Sociology 1005 – Spring 2009

More links on food topics

Here are some more articles on food that I think some of you will find interesting — these aren’t reading assignments, but I’d love to hear what you think, if you read them!

Last fall, tighter controls on the US-Mexican border meant that there were fewer migrant workers to pick crops in California. An article in the NYTimes detailed the complicated results — many farmers lost their crops because they couldn’t get the fruit picked fast enough. Although there is a “seasonal guest-worker” program that growers can apply to, to legally hire foreign workers, growers find the bureaucracy hard to deal with.

My friend Susan Mernit wrote recently about several projects in the San Franciso Bay area — you can follow her links for more information on local food justice projects there. She and her peers are doing a lot of education around community gardens,  home gardens, and urban gardening in general.

Here’s a great article about “Brooklyn’s New Culinary Movement” — I enjoyed reading it, and I loved hearing about how the people involved are taking “Pre-industrial revolution tactics with food” and they’ve all read Michael Pollan and they hate red tape. But when I look at the photo that leads the article, I can’t help but see what a friend of mine would call “their shining white faces” — and furthermore, the people involved in this movement all seem to be between about 25 and 40 years old, and to have time and money to spend on incredibly complicated efforts. Does this imply that paying attention to food is something that only privileged people can do? Susan’s Bay-Area projects hope that’s not true. What do you all think?

2 thoughts on “More links on food topics”

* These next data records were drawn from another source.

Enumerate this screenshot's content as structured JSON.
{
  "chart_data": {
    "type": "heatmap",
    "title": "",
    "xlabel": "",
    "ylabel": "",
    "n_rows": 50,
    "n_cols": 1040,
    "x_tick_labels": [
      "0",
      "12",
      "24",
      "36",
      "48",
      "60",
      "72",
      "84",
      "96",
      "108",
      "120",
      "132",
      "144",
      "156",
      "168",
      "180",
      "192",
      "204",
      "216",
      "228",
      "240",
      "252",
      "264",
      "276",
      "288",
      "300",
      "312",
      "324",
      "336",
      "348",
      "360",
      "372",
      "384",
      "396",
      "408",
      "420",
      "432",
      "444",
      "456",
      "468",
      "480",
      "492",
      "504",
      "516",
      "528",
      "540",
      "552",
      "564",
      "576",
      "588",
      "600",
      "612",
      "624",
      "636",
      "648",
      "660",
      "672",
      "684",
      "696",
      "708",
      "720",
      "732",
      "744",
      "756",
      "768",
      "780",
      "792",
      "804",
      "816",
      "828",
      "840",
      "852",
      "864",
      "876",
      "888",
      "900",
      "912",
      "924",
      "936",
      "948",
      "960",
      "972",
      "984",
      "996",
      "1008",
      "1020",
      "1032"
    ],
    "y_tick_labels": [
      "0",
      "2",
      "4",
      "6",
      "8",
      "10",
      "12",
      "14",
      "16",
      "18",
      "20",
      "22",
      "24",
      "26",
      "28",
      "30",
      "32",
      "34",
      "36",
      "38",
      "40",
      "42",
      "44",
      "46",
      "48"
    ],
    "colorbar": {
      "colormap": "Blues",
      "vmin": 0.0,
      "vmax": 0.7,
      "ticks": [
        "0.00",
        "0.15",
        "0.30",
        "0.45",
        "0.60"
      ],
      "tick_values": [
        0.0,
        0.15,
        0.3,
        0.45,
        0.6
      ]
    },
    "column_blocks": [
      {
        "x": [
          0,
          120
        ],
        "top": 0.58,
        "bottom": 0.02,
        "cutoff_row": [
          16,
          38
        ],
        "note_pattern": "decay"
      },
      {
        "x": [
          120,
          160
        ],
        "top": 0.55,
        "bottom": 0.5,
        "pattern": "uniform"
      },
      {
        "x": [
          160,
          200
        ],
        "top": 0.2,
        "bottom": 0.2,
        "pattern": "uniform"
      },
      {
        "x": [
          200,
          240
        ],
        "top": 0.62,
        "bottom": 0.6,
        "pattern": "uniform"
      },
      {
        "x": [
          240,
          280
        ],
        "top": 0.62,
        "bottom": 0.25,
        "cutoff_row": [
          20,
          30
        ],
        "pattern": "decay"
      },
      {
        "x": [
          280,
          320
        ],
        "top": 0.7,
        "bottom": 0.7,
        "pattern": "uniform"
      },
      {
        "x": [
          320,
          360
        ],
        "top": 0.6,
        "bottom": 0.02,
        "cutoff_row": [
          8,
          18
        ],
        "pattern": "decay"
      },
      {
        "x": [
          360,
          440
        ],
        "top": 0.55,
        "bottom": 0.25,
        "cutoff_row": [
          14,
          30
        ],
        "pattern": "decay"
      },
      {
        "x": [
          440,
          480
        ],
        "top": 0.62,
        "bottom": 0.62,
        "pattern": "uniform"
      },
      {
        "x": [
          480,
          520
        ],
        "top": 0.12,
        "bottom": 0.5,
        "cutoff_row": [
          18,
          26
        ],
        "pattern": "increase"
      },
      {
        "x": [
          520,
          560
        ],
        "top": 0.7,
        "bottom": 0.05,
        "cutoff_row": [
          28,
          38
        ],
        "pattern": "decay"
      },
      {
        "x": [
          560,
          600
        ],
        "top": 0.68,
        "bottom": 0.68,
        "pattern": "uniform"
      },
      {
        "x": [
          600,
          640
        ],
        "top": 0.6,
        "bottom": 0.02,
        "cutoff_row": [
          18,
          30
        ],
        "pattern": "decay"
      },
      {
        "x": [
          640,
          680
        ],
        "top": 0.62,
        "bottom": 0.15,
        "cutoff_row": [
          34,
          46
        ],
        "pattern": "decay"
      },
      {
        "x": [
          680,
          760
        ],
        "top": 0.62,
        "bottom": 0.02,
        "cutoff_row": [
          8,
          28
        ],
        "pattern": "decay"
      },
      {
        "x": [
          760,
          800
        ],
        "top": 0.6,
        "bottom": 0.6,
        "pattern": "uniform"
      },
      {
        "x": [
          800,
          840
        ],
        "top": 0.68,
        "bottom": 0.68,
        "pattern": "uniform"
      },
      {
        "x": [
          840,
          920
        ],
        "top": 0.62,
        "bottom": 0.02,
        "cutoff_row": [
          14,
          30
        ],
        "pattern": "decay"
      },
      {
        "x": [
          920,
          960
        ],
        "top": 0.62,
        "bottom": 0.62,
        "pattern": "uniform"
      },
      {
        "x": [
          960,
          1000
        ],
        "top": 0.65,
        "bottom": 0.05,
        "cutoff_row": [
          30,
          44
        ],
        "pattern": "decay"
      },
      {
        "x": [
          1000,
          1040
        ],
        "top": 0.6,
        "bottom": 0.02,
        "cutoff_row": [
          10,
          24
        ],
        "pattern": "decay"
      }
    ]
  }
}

  1. Large tech companies, like Microsoft, go to Washington to petition Congress to allow for more work visas to bring foreigners to work in their companies. The people they want to recruit are suppose to the best and brightest in the world, so these companies want to have them work for their company. There are no Americans who can do what the foreigners can do. There are high legal and government processing fees the companies need to pay to bring in the foreign workers. Sponsoring workers is still hard for big profitable companies like Microsoft. But they have the funds and experienced legal departments to maneuver within the system and sponsor workers. But for these farmers, this process seems much more difficult. The government needs to realize that it’s not just the big fancy corporations that need foreign workers but farmers as well and make a program just for the farmers. National security issues are important and food production should be considered part of national security. There are violent protests in countries because of lack of food, so Congress needs to take this issues more seriously

  2. As a person who was always told growing up that food shouldn’t be taken for granted. Nevertheless let it go to waste. It is awful to know that these farm owners had to literally stand there and watch thousands of pounds of their crops rot because there wasn’t enough pickers to accomplish the job. This government is beyond ridiculous. I acknowledge the fact that not every plan is perfect but there should be some type of compromise for these farmers. Situations in this country get proritized once it is in a state of disaster.